Mapping buildings after the Beirut blast

By on 12 May, 2021

A damaged building in Beirut following the explosion in August 2020. US Air Force photo.

Within days of the August 4, 2020, explosion that shattered the city of Beirut and its port, experts were on the ground mapping the damage.

The awful calamity provided an opportunity for scientists to compare ground and satellite data in assessing the aftereffects of the disaster.

According to Jonathan Stewart, a civil and environmental engineer at the University of California, Los Angeles, and colleagues at the American University of Beirut, satellite-based damage proxy maps were good at differentiating between severely damaged buildings and undamaged buildings.

However they were less effective for evaluating moderate levels of damage to structures or façades.

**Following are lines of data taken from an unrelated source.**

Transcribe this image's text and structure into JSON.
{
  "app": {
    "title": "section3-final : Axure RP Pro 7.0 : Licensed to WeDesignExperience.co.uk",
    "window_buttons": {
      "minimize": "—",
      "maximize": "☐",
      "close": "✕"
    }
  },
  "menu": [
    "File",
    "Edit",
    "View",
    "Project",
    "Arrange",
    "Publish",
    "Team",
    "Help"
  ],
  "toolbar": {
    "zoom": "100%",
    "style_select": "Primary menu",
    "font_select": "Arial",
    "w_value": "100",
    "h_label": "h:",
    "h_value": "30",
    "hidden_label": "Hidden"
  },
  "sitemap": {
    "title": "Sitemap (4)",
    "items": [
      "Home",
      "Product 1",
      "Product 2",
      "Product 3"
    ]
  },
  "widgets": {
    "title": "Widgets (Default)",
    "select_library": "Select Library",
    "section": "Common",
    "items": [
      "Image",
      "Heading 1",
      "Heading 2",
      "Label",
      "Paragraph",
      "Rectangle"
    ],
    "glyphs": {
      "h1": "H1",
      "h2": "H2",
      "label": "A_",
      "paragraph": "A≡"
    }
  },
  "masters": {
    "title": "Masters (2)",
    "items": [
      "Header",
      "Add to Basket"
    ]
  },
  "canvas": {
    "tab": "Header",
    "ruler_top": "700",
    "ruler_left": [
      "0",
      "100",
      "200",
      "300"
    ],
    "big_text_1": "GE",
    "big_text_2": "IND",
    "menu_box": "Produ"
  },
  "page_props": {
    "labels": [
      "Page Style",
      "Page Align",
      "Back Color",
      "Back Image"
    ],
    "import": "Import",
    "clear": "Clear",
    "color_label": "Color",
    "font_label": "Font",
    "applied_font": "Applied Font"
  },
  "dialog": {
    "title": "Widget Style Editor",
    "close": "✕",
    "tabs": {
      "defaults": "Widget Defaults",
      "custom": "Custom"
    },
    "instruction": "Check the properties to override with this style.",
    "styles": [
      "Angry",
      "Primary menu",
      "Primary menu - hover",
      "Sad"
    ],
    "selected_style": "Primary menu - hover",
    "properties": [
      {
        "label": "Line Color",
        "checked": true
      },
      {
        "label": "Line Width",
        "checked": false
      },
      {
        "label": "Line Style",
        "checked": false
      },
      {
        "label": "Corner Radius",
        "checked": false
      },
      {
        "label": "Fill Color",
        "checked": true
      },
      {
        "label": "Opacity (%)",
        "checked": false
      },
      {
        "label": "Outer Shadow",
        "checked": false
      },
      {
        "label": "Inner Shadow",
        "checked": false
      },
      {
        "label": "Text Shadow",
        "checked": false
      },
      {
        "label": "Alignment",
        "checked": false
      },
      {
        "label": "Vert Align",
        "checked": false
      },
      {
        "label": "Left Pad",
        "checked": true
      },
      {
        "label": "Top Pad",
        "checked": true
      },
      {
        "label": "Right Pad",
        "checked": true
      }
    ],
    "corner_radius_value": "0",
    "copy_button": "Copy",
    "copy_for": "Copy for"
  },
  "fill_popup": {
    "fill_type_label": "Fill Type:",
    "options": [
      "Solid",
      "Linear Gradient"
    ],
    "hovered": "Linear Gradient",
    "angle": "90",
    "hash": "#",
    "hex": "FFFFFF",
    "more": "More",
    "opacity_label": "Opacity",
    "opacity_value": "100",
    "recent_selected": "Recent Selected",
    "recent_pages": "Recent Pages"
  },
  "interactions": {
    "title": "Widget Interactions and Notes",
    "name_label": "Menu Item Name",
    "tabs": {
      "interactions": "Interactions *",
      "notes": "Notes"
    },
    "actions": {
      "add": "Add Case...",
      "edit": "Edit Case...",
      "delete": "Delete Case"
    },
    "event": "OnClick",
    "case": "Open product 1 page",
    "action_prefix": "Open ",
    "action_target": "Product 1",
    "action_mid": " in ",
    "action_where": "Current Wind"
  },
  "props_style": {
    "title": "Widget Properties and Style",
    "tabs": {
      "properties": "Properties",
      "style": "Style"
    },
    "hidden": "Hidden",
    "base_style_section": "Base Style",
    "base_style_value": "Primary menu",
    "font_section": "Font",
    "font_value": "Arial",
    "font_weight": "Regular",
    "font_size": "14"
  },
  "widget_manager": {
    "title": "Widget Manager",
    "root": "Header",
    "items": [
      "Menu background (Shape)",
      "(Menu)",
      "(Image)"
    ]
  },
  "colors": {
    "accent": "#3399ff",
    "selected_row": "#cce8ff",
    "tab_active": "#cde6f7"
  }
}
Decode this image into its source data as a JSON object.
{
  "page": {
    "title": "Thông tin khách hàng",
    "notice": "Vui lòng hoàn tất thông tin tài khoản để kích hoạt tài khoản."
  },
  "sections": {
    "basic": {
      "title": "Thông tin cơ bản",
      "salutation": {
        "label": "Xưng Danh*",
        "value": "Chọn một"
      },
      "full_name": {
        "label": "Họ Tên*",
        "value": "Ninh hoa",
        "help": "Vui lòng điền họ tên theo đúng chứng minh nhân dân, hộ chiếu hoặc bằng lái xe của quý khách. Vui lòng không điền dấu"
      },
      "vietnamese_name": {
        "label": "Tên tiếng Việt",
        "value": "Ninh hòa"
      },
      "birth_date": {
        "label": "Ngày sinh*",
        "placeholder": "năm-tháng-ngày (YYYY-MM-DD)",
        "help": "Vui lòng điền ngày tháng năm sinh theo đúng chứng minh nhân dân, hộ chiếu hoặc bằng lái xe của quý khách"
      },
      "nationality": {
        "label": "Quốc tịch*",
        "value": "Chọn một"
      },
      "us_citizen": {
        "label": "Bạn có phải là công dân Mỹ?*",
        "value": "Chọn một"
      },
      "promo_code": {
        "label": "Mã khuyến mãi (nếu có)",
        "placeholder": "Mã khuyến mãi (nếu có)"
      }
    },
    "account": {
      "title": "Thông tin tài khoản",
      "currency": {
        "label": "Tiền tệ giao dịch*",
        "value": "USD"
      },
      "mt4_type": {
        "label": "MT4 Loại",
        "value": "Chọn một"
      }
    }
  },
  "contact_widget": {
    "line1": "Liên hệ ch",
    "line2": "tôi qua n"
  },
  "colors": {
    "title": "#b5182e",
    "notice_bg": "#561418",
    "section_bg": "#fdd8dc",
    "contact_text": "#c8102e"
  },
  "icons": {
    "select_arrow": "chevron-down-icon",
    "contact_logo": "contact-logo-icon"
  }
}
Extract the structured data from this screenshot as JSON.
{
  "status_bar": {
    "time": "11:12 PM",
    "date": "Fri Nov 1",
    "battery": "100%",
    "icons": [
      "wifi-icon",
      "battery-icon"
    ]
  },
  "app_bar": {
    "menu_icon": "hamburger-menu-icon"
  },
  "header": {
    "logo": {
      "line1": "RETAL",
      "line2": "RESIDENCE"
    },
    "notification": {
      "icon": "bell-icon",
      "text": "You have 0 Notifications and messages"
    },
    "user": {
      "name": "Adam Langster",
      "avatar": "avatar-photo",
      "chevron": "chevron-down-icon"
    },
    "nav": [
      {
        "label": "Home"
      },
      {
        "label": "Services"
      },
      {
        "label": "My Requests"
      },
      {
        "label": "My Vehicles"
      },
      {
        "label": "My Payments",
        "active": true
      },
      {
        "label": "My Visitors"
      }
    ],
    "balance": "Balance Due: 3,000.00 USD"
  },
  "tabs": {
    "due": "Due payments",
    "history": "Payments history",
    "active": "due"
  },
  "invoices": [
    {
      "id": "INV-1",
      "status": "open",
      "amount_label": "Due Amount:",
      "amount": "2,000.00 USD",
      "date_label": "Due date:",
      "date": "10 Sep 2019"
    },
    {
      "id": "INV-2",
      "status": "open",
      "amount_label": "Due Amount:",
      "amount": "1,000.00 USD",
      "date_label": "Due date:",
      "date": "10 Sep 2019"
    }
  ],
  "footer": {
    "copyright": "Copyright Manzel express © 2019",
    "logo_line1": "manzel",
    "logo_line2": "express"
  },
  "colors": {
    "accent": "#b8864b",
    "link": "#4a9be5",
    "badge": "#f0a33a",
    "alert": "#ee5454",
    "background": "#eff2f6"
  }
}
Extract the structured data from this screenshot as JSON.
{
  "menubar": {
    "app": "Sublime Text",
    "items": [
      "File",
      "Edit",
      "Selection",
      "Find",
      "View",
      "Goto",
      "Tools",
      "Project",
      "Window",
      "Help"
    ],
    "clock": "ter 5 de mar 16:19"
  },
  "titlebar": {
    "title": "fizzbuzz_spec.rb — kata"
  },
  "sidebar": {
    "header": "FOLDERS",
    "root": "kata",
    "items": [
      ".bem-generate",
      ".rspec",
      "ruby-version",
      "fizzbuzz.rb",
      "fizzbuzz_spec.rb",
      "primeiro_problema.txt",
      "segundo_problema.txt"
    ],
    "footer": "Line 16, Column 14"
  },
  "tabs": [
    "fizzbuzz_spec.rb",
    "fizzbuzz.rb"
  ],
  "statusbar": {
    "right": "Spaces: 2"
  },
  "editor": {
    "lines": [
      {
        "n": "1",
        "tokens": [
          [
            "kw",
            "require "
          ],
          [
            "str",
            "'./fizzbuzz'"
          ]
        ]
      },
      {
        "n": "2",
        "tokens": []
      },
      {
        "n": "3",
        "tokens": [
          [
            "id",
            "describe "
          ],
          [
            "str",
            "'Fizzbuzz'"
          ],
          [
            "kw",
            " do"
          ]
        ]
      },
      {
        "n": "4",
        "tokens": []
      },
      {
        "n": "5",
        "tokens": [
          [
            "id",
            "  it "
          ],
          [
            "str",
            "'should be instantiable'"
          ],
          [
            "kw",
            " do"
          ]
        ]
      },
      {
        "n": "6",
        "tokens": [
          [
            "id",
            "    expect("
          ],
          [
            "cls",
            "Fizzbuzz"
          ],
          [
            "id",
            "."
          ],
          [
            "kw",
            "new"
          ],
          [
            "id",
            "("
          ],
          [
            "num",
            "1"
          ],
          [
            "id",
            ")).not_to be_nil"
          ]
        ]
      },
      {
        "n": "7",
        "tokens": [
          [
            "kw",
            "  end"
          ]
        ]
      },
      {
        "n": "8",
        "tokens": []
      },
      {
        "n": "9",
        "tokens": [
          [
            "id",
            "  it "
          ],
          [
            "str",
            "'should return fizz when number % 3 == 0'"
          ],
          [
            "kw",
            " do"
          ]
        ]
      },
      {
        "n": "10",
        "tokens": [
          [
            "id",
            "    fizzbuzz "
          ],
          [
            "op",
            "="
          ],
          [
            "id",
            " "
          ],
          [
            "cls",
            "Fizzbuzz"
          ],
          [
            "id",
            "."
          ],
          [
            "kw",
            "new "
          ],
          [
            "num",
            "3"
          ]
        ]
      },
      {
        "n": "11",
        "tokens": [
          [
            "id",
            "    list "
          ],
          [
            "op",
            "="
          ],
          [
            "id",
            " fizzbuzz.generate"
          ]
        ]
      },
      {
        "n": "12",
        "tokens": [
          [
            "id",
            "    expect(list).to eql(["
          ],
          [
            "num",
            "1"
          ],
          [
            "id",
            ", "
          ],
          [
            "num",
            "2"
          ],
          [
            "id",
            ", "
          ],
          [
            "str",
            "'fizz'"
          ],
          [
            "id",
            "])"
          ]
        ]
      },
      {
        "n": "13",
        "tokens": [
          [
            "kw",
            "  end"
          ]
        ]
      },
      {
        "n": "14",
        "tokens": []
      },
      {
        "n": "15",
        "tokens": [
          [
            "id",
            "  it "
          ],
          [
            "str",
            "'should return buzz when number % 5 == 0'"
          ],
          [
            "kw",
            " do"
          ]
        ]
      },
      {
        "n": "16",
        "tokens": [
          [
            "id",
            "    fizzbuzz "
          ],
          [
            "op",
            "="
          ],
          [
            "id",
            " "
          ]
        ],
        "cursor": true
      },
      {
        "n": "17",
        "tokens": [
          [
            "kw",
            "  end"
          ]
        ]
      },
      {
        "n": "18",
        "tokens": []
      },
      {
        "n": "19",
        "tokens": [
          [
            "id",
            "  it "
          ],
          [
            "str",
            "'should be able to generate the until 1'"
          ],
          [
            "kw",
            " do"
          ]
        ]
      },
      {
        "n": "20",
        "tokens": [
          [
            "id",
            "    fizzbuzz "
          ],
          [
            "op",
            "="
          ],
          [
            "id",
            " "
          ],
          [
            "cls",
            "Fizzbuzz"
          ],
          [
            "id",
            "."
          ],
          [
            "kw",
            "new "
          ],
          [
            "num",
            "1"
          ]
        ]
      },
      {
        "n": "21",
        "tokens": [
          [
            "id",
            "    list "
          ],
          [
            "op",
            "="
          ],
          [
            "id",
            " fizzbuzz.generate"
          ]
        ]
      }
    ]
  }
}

“The main take away is that the damage proxy maps can definitely distinguish severe damage from lack of damage” for both structural and façade assessments, Stewart said, “but they are not as good at finer tuning.”

“If what you’re interested in is a fairly detailed picture of what has happened, it’s not able to replace a person who actually knows what they’re doing looking at the structure, particularly from the inside,” he added.

The research was arranged through the US National Science Foundation-sponsored Geotechnical Extreme Events Reconnaissance Association.

The team also included members from the University of Illinois and the University of Calabria in Italy.

“We felt that it was important to gather perishable data that we anticipate will be useful to people who study blast effects in an urban setting, and to learn something from this disaster to improve our resilience to future such disasters,” Stewart said.

It is hoped that the information gathered will help engineers learn more about how to build structures that can withstand comparable events, such as earthquakes.

The ammonium nitrate and fuel-fed explosion was the equivalent of a magnitude 3.3 earthquake.